Lets consider what we might be thinking if white people were being incarcerated and killed daily at the same rate. The country would be in a state of national emergency if it was the case. And please don't give me that line about blacks killing blacks and cops kill white people too, don't start with blaming the victim and then wonder why your racial motives are questioned.

I know as Sandra says above, that all white people are not racists and that many of them, I would add that more than people think, are not happy with the state violence directed at African Americans and also the social conditions of the black working class that is undoubtedly a direct result of a racist society. But it's not enough to feel silently supportive, we must speak out and condemn racism in the most forceful way. We must validate their world. The numerous surveys on social and political issues that always have this big gap between blacks and whites, is not complicated, they have different experiences, society treats them differently.

As she says in this last video, it is a social issue, society treats people with white skin differently. Hell, it treats me differently having an English accent, it's fared me well with cops when I've been in dodgy situations and I can see how people give me an ear or some respect because of it. Women have a similar complaint that their opinions are not taken as seriously as a mans generally. These issues are first and foremost social issues.

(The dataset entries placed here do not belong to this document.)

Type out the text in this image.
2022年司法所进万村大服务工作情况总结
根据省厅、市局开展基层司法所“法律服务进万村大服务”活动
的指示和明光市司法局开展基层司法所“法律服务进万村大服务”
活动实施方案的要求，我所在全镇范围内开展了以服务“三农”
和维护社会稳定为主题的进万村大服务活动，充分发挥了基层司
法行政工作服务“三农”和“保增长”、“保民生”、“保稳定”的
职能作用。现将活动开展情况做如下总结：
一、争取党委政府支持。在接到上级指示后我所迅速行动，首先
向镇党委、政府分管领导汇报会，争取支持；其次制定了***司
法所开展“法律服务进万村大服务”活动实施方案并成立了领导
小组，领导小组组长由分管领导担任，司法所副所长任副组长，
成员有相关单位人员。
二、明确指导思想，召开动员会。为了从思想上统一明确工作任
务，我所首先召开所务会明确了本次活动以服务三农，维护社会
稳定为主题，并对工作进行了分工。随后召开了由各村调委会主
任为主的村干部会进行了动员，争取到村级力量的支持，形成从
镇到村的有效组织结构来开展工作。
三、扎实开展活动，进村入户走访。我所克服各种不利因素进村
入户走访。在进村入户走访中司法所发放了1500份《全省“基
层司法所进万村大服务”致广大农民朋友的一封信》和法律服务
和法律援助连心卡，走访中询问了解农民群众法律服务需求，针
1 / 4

I am very proud that the union I was a member of took up these issues strongly when I raised them. Most of the members that were in the meeting the night my local supported the rights of the attackers of Reginald Denny who were facing a racist judicial system were white workers.  But the vast majority of us are far to quiet on this issue. 

I look and listen to this woman above and she is a beautiful woman, an intelligent woman, a woman that has no hate in her but is confronting a hateful and dehumanizing system and that system took her life. In all my years I never had one black co-worker expect that I should give something up to make up for slavery or racism. I never had one black co-worker expect me or any white worker to take turns at being poor now or give up my job so that an African American could have one. Workers, no matter what their color or race, have a lot more class consciousness than that.  There are a few excepts, people that want to climb the social ladder who will ingratiate themselves with racists if need be as they attack white workers, but these are rare and all groups have them

All the many African Americans I have known simply demanded, like most workers, to be treated equally and to be judged on their merits. It's an incredible insult to the people we live and work with when we refuse to validate their general concerns about society.

It is a very easy to overcome the tension that is always there in society, a tension that is imposed form without, that serves only the interests of the white ruling class, and that is to speak out openly against racism, condemn it and the history of it in this country, most importantly, the centuries old assault on African people.  Accepting that society treats white skinned people differently does not hurt us, it is a recognition of what is. And it is not because the 1% like us more or because we are the same "race" because color was not a race until the ruling class of this country made it so; ask the Irish who suffered under English rule.  Things have changed the 42 years I have been in this country, there is more intermarriage, more of us working together, but we cannot know those we don't socialize with, eat with, drink with. The bosses will not allow such interactions to take place in the workplace because racism is useful to them in the long run.

Blacks know that that the ancestors of the European population were poor, that they suffered, that in some cases in the Southern Apartheid system they could be worse of than slaves as slaves were more valuable.  But the isolation of the black population from society and their brutal treatment is special. All they demand from us is solidarity and for us to join with them in their struggle against racism and all forms of oppression. It's a simple as that. Being silent, including not challenging other whites who blame black folks for the conditions not of their own making, won't do.